Enhanced Training Efficiency in CLIP Models Through Mixture of Data Experts (MoDE)

Introduction

The paper presents a novel framework called Mixture of Data Experts (MoDE), which addresses the challenges in training Contrastive Language-Image Pre-training (CLIP) models. CLIP models generally suffer from the noise inherent in web-crawled data pairs (image-caption), impacting their training effectiveness. MoDE introduces a strategy to mitigate this by employing multiple data experts, each trained on distinct, semantically coherent data clusters. This approach enhances model robustness against false negative samples and improves training efficiency.

Approach

The core methodology of MoDE involves:

  • Clustering: Data is divided into fine-grained clusters, ensuring that each cluster maintains semantic coherence. This clustering is crucial as it allows each data expert to specialize, reducing sensitivity to noise in other data subsets.
  • Training of Data Experts: Each cluster is linked to a specific data expert model that trains solely on that cluster's data. This separation allows for focused and efficient learning.
  • Ensemble During Inference: At inference, outputs from different experts are combined. The weighting of these outputs is adjusted based on the correlation between task-specific metadata and the conditions of each cluster.

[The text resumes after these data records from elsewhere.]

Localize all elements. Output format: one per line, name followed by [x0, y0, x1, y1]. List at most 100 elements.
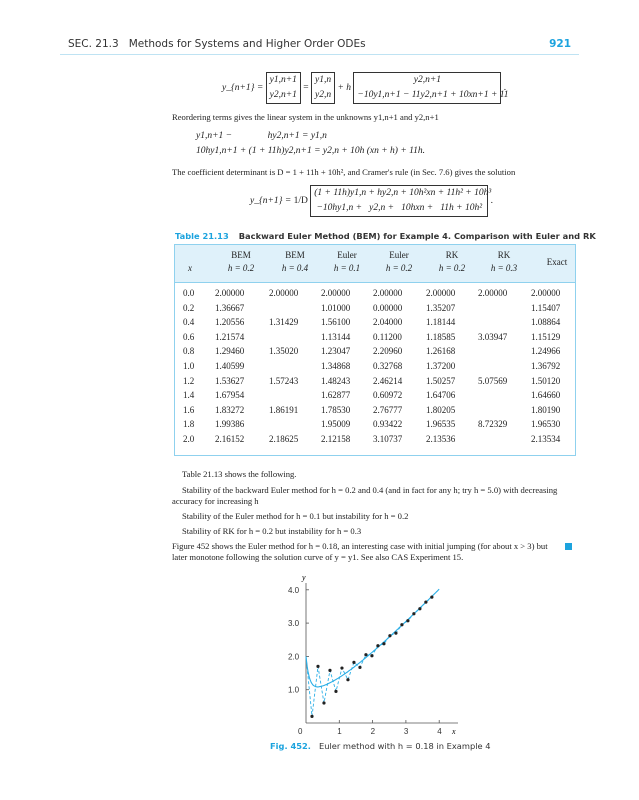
- paragraph: Reordering terms gives the linear system…: [172, 112, 439, 122]
- header-rule: [60, 54, 579, 55]
- paragraph-line: Stability of RK for h = 0.2 but instabil…: [182, 526, 362, 536]
- column-header: Exact: [546, 257, 568, 267]
- solution-curve: [305, 588, 440, 688]
- table-cell: 1.86191: [269, 404, 299, 415]
- table-cell: 1.20556: [215, 317, 245, 328]
- y-tick-label: 1.0: [288, 686, 300, 695]
- euler-point: [394, 631, 398, 635]
- table-title: Backward Euler Method (BEM) for Example …: [238, 231, 596, 241]
- vector: (1 + 11h)y1,n + hy2,n + 10h²xn + 11h² + …: [310, 185, 491, 217]
- table-cell: 0.2: [183, 302, 195, 313]
- table-cell: 2.00000: [321, 288, 351, 298]
- table-cell: 1.64660: [531, 390, 561, 401]
- table-cell: 3.10737: [373, 434, 403, 444]
- table-cell: 0.4: [183, 317, 195, 328]
- table-cell: 3.03947: [478, 331, 508, 342]
- table-cell: 2.13534: [531, 434, 561, 444]
- table-cell: 1.8: [183, 419, 195, 430]
- euler-point: [400, 623, 404, 627]
- table-cell: 1.50257: [426, 375, 456, 386]
- table-cell: 1.01000: [321, 302, 351, 313]
- table-cell: 1.13144: [321, 331, 351, 342]
- table-cell: 1.34868: [321, 361, 351, 371]
- euler-point: [406, 619, 410, 623]
- x-tick-label: 3: [404, 727, 409, 736]
- table-cell: 1.56100: [321, 317, 351, 328]
- table-cell: 1.21574: [215, 331, 245, 342]
- table-cell: 1.67954: [215, 390, 245, 401]
- table-cell: 1.35020: [269, 346, 299, 357]
- table-cell: 1.53627: [215, 375, 245, 386]
- euler-point: [310, 714, 314, 718]
- euler-dashed-line: [305, 596, 433, 717]
- euler-point: [340, 666, 344, 670]
- x-tick-label: 2: [371, 727, 376, 736]
- table-cell: 0.6: [183, 331, 195, 342]
- euler-point: [412, 612, 416, 616]
- table-cell: 0.60972: [373, 390, 403, 401]
- paragraph-line: Stability of the backward Euler method f…: [182, 485, 558, 495]
- table-header: x BEM h = 0.2 BEM h = 0.4 Euler h = 0.1 Euler h …: [175, 245, 575, 283]
- table-cell: 1.48243: [321, 375, 351, 386]
- paragraph-line: later monotone following the solution cu…: [172, 552, 464, 562]
- table-cell: 1.50120: [531, 375, 561, 386]
- paragraph: The coefficient determinant is D = 1 + 1…: [172, 167, 516, 177]
- euler-point: [328, 668, 332, 672]
- euler-point: [376, 644, 380, 648]
- table-cell: 1.96535: [426, 419, 456, 430]
- x-tick-label: 0: [298, 727, 303, 736]
- table-cell: 1.15407: [531, 302, 561, 313]
- vector: y1,n+1 y2,n+1: [265, 72, 301, 104]
- table-cell: 1.29460: [215, 346, 245, 357]
- table-cell: 2.12158: [321, 434, 351, 444]
- table-cell: 1.80190: [531, 404, 561, 415]
- results-table: x BEM h = 0.2 BEM h = 0.4 Euler h = 0.1 Euler h …: [174, 244, 576, 456]
- table-cell: 2.00000: [373, 288, 403, 298]
- paragraph-line: accuracy for increasing h: [172, 496, 259, 506]
- table-cell: 1.15129: [531, 331, 561, 342]
- table-cell: 0.00000: [373, 302, 403, 313]
- table-cell: 1.6: [183, 404, 195, 415]
- column-header: BEM h = 0.2: [227, 250, 255, 273]
- column-header: RK h = 0.3: [490, 250, 518, 273]
- figure-452-chart: 0 1 2 3 4 1.0 2.0 3.0 4.0 x y: [288, 575, 458, 736]
- table-cell: 1.36792: [531, 361, 561, 371]
- table-cell: 0.8: [183, 346, 195, 357]
- paragraph-line: Figure 452 shows the Euler method for h …: [172, 541, 548, 551]
- table-cell: 1.18144: [426, 317, 456, 328]
- table-cell: 1.26168: [426, 346, 456, 357]
- table-cell: 1.96530: [531, 419, 561, 430]
- euler-point: [316, 664, 320, 668]
- table-cell: 1.99386: [215, 419, 245, 430]
- table-cell: 1.35207: [426, 302, 456, 313]
- euler-point: [370, 654, 374, 658]
- euler-point: [358, 665, 362, 669]
- system-line-2: 10hy1,n+1 + (1 + 11h)y2,n+1 = y2,n + 10h…: [196, 146, 426, 156]
- table-cell: 1.40599: [215, 361, 245, 371]
- table-caption: Table 21.13 Backward Euler Method (BEM) f…: [175, 231, 596, 241]
- euler-point: [430, 595, 434, 599]
- table-cell: 1.37200: [426, 361, 456, 371]
- eq-lhs: y_{n+1} =: [222, 83, 264, 94]
- equation-1: y_{n+1} = y1,n+1 y2,n+1 = y1,n y2,n + h y2…: [222, 72, 509, 104]
- table-cell: 1.23047: [321, 346, 351, 357]
- table-cell: 2.18625: [269, 434, 299, 444]
- euler-point: [364, 653, 368, 657]
- column-header: Euler h = 0.1: [333, 250, 361, 273]
- table-cell: 1.31429: [269, 317, 299, 328]
- table-cell: 1.0: [183, 361, 195, 371]
- euler-point: [322, 701, 326, 705]
- euler-point: [346, 678, 350, 682]
- paragraph-line: Table 21.13 shows the following.: [182, 469, 297, 479]
- euler-point: [424, 600, 428, 604]
- table-cell: 2.04000: [373, 317, 403, 328]
- vector: y1,n y2,n: [311, 72, 336, 104]
- table-cell: 2.46214: [373, 375, 403, 386]
- column-header: Euler h = 0.2: [385, 250, 413, 273]
- figure-caption: Fig. 452. Euler method with h = 0.18 in E…: [270, 741, 491, 751]
- table-cell: 1.80205: [426, 404, 456, 415]
- table-cell: 2.00000: [478, 288, 508, 298]
- table-cell: 1.57243: [269, 375, 299, 386]
- column-header: x: [188, 263, 192, 273]
- x-axis-label: x: [451, 727, 456, 736]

This structured approach not only tackles the noise issue but also streamlines the training process by allowing asynchronous training of data experts.

Experimental Results

The experimental evaluation of MoDE reveals several critical findings:

  • The MoDE framework, utilizing four CLIP data experts based on the ViT-B/16 architecture, outperforms the larger ViT-L/14 model used in OpenAI's CLIP and OpenCLIP in terms of zero-shot image classification accuracy.
  • This performance advantage is achieved with significantly lower training costs, specifically less than 35% of the computational and time resources compared to the baseline models.
  • It is also highlighted that the flexibility of the MoDE framework supports the addition of new data experts without requiring a complete retraining of the system.

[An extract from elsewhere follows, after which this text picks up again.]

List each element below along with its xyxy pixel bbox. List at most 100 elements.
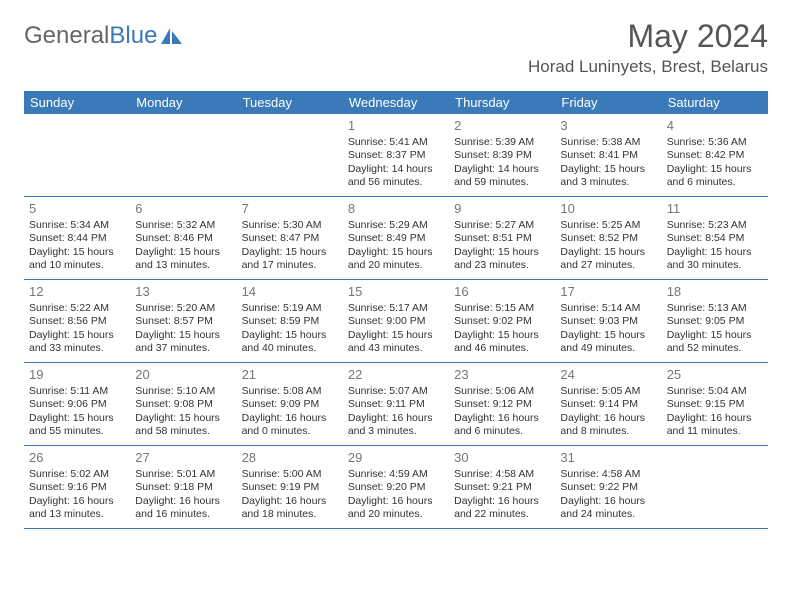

Implications and Future Work

The MoDE approach significantly enhances the practicality and scalability of CLIP models by addressing key limitations around training efficiency and noise sensitivity. From a theoretical standpoint, the use of semantically coherent clusters and expert-based training could influence future designs of not only image-caption models but broader multimodal architectures.

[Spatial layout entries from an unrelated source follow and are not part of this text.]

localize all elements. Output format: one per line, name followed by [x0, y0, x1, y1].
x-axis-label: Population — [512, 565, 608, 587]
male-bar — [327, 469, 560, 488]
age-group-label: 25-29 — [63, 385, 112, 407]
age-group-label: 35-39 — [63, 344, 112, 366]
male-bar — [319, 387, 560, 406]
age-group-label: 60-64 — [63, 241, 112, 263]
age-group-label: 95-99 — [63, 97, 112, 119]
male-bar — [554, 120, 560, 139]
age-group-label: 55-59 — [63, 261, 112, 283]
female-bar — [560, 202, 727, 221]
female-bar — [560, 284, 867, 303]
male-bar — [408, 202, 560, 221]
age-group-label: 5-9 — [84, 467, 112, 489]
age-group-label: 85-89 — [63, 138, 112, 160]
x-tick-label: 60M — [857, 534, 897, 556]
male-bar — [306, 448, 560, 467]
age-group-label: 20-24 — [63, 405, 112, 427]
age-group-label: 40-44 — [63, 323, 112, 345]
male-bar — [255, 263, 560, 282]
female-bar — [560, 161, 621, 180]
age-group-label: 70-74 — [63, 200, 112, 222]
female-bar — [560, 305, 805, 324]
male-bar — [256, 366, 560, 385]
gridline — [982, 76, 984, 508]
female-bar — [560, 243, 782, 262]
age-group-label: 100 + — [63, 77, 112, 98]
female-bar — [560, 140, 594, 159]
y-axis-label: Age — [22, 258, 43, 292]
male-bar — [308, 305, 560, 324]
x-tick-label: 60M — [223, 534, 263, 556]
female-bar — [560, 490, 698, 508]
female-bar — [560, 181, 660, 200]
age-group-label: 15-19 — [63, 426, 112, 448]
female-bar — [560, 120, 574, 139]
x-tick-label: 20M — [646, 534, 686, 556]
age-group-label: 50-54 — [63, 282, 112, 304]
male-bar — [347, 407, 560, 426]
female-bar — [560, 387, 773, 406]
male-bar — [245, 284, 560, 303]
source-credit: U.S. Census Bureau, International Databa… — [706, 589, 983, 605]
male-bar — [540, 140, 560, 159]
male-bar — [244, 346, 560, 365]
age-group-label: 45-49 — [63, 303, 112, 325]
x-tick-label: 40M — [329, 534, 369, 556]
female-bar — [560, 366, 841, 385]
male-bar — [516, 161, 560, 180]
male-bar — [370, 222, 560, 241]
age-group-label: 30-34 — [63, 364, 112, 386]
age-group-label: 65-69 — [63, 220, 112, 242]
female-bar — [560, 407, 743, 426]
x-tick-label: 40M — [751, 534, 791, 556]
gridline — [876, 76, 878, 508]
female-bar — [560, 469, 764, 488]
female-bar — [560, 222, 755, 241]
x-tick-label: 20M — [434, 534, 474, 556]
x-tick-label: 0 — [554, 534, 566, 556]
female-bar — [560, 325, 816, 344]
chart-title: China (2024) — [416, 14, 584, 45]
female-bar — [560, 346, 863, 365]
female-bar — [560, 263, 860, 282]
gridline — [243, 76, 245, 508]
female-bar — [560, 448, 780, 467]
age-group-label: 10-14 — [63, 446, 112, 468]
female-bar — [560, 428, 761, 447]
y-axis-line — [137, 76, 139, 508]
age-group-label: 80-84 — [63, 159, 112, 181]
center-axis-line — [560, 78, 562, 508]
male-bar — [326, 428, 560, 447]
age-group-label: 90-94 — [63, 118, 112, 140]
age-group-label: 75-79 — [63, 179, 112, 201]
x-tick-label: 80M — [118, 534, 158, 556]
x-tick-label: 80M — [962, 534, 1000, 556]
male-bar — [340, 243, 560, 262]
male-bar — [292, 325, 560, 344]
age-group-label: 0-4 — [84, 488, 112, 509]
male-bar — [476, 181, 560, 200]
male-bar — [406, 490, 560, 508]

Speculatively, the framework could be adapted for generative models, potentially offering a pathway to more efficient and scalable generative systems. Such developments could be critical as the demand for sophisticated, resource-efficient AI systems continues to grow.

Conclusion

MoDE represents a strategic evolution in the training of CLIP models, emphasizing efficiency, scalability, and robustness. By effectively utilizing a cluster-based, expert-driven training methodology, it sets a foundation for future advancements in both the practical deployment and theoretical development of generative and discriminative multimodal systems. Moreover, the asynchronous training capability and the potential for future expansion make MoDE an adaptable solution suited to the dynamic nature of AI research and application challenges.